# A short video of my feral Zion



## Rycharde (Jun 28, 2007)

Well now hes gone and made a nest. On my head. I picked him up, then he got on my shoulder. Took some cute photos. The he jumped on my head! Scratched around and moved some hair the way he wanted it. Now hes on my head. He likes my head. 
Crazy bird! Well everyone here agrees that he loves me to bits and that hes starting to bond with me. I think so too. He just hates being fed but hey! Can't eat on your own this is what you get!
Thats all I have to say to him! Whats cool is that I'm sitting across from my bathroom and I can see him in the vanity mirror, perched on my head. All content and relaxed. Good scalp massage. Loves him!!!

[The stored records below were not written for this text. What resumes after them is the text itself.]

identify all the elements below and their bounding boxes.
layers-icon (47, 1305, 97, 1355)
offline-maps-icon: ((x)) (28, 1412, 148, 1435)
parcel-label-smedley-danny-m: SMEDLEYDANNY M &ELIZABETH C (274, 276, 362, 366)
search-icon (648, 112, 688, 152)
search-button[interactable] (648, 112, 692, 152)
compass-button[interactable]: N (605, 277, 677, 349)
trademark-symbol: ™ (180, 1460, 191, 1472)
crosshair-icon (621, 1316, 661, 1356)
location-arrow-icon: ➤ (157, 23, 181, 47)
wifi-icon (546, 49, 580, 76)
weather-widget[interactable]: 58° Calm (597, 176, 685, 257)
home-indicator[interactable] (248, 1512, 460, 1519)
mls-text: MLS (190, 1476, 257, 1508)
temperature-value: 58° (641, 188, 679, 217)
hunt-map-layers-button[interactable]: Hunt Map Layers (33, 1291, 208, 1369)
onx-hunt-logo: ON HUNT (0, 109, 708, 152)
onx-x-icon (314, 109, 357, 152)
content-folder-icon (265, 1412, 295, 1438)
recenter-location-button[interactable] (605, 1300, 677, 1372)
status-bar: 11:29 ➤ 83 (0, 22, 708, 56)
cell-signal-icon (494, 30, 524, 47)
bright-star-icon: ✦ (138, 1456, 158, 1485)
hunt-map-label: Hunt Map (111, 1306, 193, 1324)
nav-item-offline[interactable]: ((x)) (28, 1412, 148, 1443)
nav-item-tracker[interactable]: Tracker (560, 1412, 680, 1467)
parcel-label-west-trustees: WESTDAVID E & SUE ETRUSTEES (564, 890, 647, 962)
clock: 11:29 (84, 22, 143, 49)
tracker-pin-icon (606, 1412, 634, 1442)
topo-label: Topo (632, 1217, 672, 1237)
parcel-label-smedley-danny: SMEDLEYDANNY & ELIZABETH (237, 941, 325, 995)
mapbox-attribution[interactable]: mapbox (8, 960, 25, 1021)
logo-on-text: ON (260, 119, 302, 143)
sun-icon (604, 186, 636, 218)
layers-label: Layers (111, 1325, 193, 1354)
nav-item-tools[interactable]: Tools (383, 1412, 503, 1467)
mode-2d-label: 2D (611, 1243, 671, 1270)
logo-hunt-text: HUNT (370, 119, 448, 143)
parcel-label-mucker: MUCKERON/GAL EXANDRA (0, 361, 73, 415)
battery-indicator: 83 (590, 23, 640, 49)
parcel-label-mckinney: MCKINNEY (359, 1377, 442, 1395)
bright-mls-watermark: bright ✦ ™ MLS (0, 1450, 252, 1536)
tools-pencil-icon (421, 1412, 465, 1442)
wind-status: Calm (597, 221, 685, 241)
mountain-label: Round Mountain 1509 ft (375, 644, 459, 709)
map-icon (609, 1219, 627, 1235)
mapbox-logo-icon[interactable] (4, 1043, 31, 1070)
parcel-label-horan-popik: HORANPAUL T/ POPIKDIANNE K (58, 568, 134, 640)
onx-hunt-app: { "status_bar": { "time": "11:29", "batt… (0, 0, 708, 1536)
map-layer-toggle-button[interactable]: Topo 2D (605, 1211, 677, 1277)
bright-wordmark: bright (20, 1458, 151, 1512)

Oh is it a him? I can't exactly tell males and females apart. Hes got purple and green feathers...?


----------



## Pidgey (May 20, 2005)

You can't tell for sure for a few months.

Pidgey


----------



## Rycharde (Jun 28, 2007)

Here he be again 



I'm so proud of this little guy, we are getting along so well now. Time to wake up grumpy Seph for diner and meds.


----------



## feralpigeon (Feb 14, 2005)

Lots of good threads in the archives on sexing a pigeon that you can pull
up using the search engine above. Here's a link to a study that Cornell
University did on behavioral differences:

http://www.birds.cornell.edu/programs/urbanbirds/HowTo/ubs_PIWCourtshipEN.html

Just to give you an idea, but nothing is really firmed up until they actually 
drop that egg. 

fp


----------



## warriec (Feb 2, 2007)

is yr bird living alone or does he have a friend


----------



## Rycharde (Jun 28, 2007)

My bird has a very grumpy, anti social, banged up buddy. Seph, the other bird is not so social because he has no feathers on one wing and is in pain I would assume. Zion is a youngin' and very loving toward people while Seph knows hes not supposed to be in my house, or even alive after what happened to him.


----------



## Skyeking (Jan 17, 2003)

Give them both time, as it will tell all.


----------